In an age of instant gratification, crime dramas like The Fall and The Night Of are favouring a steadier pace.

Words

Roxanne Sancto

@r_sancto

Over the past couple of years, it has become evident that the average TV audience favours an increasingly hurried and flashy approach to storytelling. The current generation of TV and film fanatics thrives on the adrenaline offered by high-speed car chases, extreme violence and special effects, and one may even go as far as to suggest that this take on crime dramas directly reflects the fast-paced world we are living in.

Who has the time to be bogged down by the intricate details and profound character studies in shows like The Fall, when one can achieve instant gratification from breathless episodic series like Person of Interest? But by building an atmosphere and an intimate relationship with the central and even fringe characters, these crime dramas allow us to get a lot more out of their world and given storylines.

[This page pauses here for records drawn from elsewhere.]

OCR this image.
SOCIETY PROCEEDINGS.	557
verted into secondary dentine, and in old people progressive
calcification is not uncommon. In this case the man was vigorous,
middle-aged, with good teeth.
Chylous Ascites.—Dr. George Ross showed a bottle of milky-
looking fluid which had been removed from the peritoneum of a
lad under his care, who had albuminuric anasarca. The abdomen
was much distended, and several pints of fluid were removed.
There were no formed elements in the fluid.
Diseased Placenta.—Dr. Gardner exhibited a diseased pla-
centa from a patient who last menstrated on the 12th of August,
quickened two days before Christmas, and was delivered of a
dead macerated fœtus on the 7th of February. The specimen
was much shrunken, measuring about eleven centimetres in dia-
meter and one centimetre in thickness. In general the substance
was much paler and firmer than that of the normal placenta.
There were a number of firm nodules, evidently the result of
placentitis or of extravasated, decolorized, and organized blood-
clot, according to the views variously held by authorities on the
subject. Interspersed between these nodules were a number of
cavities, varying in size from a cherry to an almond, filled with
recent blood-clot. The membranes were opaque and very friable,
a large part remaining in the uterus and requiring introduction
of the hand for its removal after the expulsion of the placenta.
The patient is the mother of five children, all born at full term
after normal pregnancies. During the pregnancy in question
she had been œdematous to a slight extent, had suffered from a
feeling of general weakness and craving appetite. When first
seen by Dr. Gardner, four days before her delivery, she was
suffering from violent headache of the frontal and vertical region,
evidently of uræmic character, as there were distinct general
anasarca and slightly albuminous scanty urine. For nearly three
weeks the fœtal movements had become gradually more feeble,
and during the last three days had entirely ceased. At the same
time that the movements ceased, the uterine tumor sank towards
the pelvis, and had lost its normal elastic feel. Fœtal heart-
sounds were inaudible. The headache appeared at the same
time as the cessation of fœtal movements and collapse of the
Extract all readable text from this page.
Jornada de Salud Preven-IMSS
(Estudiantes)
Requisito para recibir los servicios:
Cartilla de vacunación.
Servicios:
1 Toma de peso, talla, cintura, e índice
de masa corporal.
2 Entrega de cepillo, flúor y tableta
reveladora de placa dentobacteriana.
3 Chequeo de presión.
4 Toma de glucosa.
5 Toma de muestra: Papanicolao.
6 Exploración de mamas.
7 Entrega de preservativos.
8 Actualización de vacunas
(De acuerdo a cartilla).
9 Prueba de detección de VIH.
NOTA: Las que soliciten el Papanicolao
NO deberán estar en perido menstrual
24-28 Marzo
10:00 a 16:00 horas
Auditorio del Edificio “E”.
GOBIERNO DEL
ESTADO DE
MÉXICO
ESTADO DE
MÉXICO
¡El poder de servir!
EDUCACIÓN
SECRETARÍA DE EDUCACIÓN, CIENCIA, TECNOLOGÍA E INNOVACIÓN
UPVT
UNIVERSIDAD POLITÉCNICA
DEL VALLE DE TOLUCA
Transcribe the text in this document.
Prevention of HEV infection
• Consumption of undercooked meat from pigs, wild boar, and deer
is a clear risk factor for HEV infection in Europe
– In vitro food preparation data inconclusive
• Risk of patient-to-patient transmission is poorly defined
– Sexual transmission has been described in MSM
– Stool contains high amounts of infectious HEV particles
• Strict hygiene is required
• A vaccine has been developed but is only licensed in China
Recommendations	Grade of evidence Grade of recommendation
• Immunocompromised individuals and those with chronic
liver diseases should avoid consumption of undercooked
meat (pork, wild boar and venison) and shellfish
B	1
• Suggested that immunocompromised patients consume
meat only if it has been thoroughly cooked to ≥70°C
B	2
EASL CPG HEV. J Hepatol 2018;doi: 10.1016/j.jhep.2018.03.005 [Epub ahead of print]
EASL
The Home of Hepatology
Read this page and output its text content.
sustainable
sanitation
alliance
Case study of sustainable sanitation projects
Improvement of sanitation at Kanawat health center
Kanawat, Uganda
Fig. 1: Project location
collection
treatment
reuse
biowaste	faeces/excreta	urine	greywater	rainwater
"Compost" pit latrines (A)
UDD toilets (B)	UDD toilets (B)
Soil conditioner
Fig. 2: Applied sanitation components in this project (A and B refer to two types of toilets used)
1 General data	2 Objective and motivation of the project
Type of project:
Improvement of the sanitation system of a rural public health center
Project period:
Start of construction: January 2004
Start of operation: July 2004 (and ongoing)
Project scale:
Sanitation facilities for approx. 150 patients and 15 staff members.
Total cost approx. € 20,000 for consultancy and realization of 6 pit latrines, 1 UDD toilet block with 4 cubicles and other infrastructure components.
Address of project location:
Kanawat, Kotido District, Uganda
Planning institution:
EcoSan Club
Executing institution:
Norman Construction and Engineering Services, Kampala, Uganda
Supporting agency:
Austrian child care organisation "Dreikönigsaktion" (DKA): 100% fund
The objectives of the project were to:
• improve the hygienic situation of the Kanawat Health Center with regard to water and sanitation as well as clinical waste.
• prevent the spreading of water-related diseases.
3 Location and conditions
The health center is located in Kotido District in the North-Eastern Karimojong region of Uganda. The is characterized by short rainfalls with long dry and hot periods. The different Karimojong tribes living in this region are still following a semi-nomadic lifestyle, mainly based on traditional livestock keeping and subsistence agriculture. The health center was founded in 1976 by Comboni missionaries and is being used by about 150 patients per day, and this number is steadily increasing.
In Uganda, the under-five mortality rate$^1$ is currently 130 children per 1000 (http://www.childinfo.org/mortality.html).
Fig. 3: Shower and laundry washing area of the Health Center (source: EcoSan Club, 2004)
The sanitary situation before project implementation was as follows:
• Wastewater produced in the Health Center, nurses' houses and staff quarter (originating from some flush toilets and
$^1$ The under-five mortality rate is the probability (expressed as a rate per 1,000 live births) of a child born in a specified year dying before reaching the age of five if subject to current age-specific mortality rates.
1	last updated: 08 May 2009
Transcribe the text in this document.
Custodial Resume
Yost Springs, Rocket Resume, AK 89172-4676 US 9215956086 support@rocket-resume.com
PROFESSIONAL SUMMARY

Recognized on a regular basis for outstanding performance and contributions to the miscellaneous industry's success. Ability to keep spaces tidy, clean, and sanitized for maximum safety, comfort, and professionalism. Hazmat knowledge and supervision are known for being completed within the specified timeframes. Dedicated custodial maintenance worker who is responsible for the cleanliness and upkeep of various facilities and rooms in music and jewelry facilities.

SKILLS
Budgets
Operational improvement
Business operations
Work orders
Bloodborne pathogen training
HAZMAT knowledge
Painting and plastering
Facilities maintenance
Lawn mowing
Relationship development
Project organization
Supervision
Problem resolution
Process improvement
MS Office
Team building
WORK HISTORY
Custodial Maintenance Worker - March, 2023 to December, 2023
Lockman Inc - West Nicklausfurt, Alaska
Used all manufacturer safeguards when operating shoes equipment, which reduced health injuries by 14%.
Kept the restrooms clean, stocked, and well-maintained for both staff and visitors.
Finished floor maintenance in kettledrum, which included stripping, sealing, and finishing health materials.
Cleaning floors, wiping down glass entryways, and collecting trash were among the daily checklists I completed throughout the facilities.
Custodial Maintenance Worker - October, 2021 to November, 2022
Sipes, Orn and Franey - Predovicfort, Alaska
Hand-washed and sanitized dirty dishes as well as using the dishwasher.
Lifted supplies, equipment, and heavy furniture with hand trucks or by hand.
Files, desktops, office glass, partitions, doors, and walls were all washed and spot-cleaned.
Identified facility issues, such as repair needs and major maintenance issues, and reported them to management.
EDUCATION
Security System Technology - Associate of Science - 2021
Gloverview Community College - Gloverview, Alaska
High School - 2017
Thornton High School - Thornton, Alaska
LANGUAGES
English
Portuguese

Instead of skirting the superficial from episode to episode, The Fall throws us into the deep end, encouraging us to work alongside Detective Stella Gibson (Gillian Anderson) in her plight to bring the truth to the surface. As is true for real-life cases and crime-solving methods, a murderer’s psychology and motives cannot be sussed in a matter of one day. The completion of a complex puzzle requires patience and, unfortunately, many have lost the quiet endurance necessary to filter through the many pieces. This monkey-mind affliction causes many to miss out on quality plotlines and hypnotic cinematography.

Perhaps the most memorable TV crime dramas of the early 2000s was The Wire. Created by former police reporter David Simon, The Wire portrays the socio-political climate and the characters of Baltimore street-life with indisputable authenticity. The show familiarises its audience with the Baltimore setting by ways of stunning backdrops, accurate street slang and private insight into the inner-workings of a city and its people.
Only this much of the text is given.